Le principe de l’assurance vie se décline en 2 volets :

- Assurance vie et placement : une fiscalité avantageuse qui est progressive en fonction de la date d’ouverture du contrat et la date des versements. C’est souvent l’aspect de l’assurance vie qui fait le plus parler de lui et en a fait au fil du temps le placement préféré des Français. A cet avantage fiscal s’ajoute la rentabilité supérieure au marché, même sur des fonds sans risques (ex : fonds euros). Retrouvez également notre guide complet de l’assurance vie pour aller plus loin.
- Assurance vie et succession : c’est le cœur de cet article. Les droits de succession appliqués sur l’assurance vie ne sont pas les mêmes que ceux du reste du patrimoine.

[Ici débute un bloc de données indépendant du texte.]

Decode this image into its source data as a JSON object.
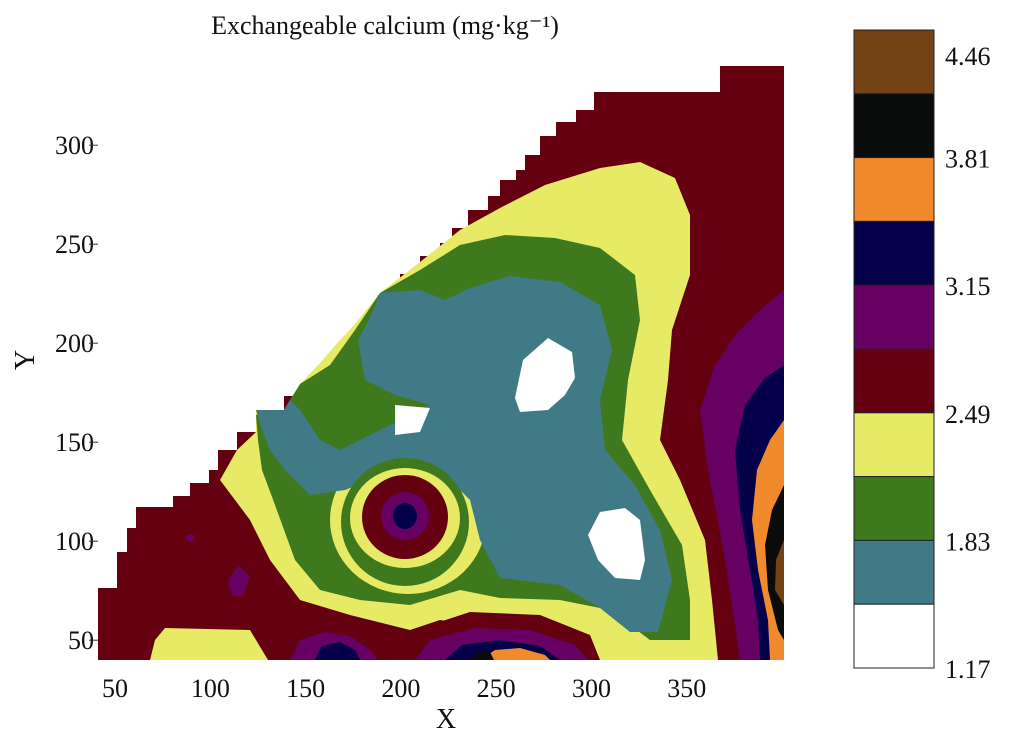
{
  "chart_data": {
    "type": "heatmap",
    "subtype": "filled-contour",
    "title": "Exchangeable calcium (mg·kg⁻¹)",
    "xlabel": "X",
    "ylabel": "Y",
    "xlim": [
      40,
      400
    ],
    "ylim": [
      40,
      340
    ],
    "xticks": [
      50,
      100,
      150,
      200,
      250,
      300,
      350
    ],
    "yticks": [
      50,
      100,
      150,
      200,
      250,
      300
    ],
    "legend_placement": "right",
    "levels": [
      {
        "color": "#ffffff",
        "name": "1.17–1.50"
      },
      {
        "color": "#3f7a86",
        "name": "1.50–1.83"
      },
      {
        "color": "#3e7a1d",
        "name": "1.83–2.16"
      },
      {
        "color": "#e7ea64",
        "name": "2.16–2.49"
      },
      {
        "color": "#640010",
        "name": "2.49–2.82"
      },
      {
        "color": "#660063",
        "name": "2.82–3.15"
      },
      {
        "color": "#04004a",
        "name": "3.15–3.48"
      },
      {
        "color": "#f08a2c",
        "name": "3.48–3.81"
      },
      {
        "color": "#0a0c0c",
        "name": "3.81–4.13"
      },
      {
        "color": "#744315",
        "name": "4.13–4.46"
      }
    ],
    "legend_tick_labels": [
      "4.46",
      "3.81",
      "3.15",
      "2.49",
      "1.83",
      "1.17"
    ]
  }
}
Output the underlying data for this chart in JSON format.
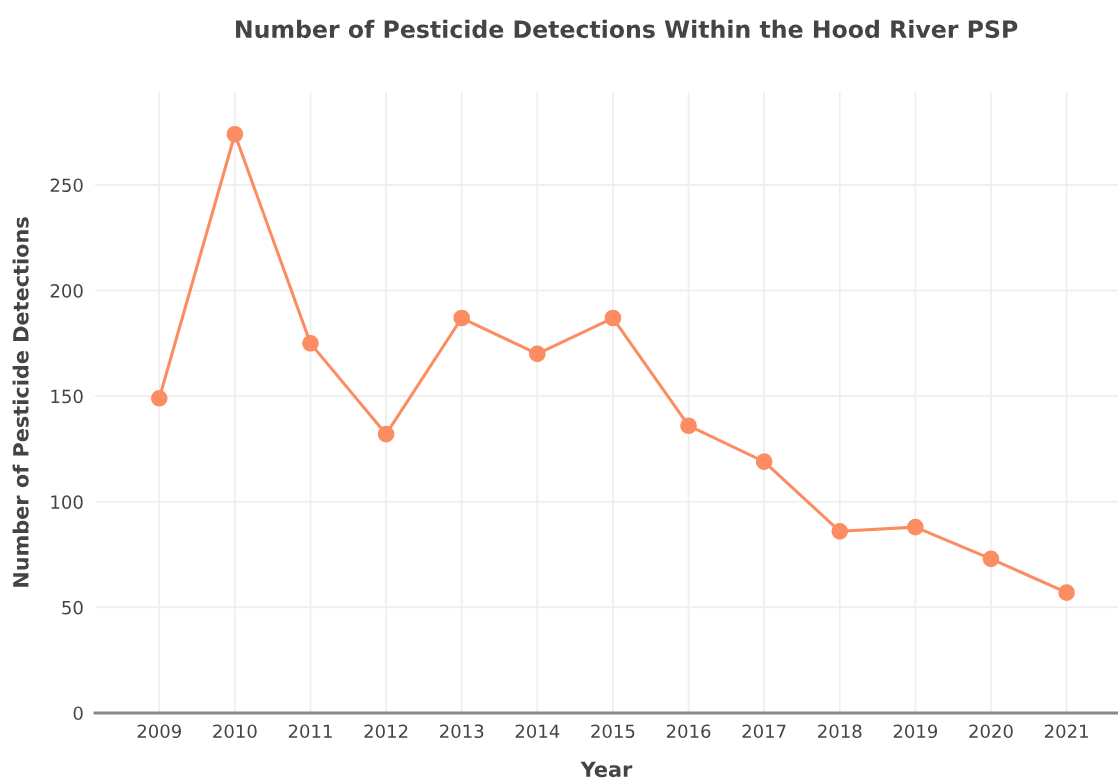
{
  "chart_data": {
    "type": "line",
    "title": "Number of Pesticide Detections Within the Hood River PSP",
    "xlabel": "Year",
    "ylabel": "Number of Pesticide Detections",
    "categories": [
      "2009",
      "2010",
      "2011",
      "2012",
      "2013",
      "2014",
      "2015",
      "2016",
      "2017",
      "2018",
      "2019",
      "2020",
      "2021"
    ],
    "series": [
      {
        "color": "#fc8d62",
        "values": [
          149,
          274,
          175,
          132,
          187,
          170,
          187,
          136,
          119,
          86,
          88,
          73,
          57
        ]
      }
    ],
    "ylim": [
      0,
      294
    ],
    "yticks": [
      0,
      50,
      100,
      150,
      200,
      250
    ],
    "grid": true,
    "marker": "circle",
    "line_style": "solid",
    "legend": false
  }
}
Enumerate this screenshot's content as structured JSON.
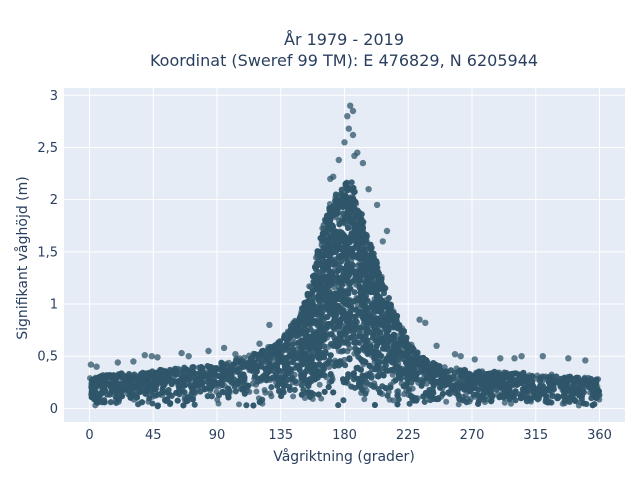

On dit que les fonds placés sur une assurance vie « sortent » de la succession classique, pour suivre un régime fiscal propre défini par le Code général des impôts.
Pour rappel, si vous ne savez pas encore précisément ce qu’est une assurance vie et comment elle fonctionne, nous vous invitons à consulter cet article avant d’aborder la partie succession.
2/ Droit de succession assurance vie : comment se passe la transmission ?
Dans le cadre de la construction et de la transmission de son patrimoine, il est important de prévoir le versement d’une assurance vie à ses héritiers. En effet, grâce à ce moyen, vous avez la possibilité de choisir librement vos bénéficiaires des fonds placés sur l’assurance vie en cas de succession : conjoint, enfants, mais aussi un ami, un neveu ou toute autre personne de votre choix.
Fonctionnement de l’assurance vie en cas de décès :
L’assurance vie ne rentre pas dans la succession gérée par le notaire. Une fois le certificat de décès transmis à l’assureur, celui-ci va directement procéder aux formalités administratives et fiscales. Il versera directement les fonds aux bénéficiaires désignés, sans attendre le règlement de la succession.
En conséquence, il est important dans le cadre de la gestion de votre patrimoine de bien penser aux dates de versement sur votre assurance vie, ainsi qu’à la clause bénéficiaire que vous choisirez.
Votre conseiller vous aidera à rédiger cette clause bénéficiaire car vous avez une totale liberté quant au choix des bénéficiaires (dans la limite de la part réservataire concernant l’ensemble des biens détenus). Cette clause peut également être rédigée par un notaire. Enfin, elle peut être changée à tout moment par simple demande auprès de votre assureur.
Il faut également noter que l’assureur a le devoir de retrouver les bénéficiaires. Afin de faciliter le travail de recherche lors du décès, il est important de notifier le maximum d’éléments à votre connaissance sur les bénéficiaires : nom de naissance et nom d’épouse, prénom, date et lieu de naissance, adresse, etc. peuvent être des éléments importants à notifier à votre assureur.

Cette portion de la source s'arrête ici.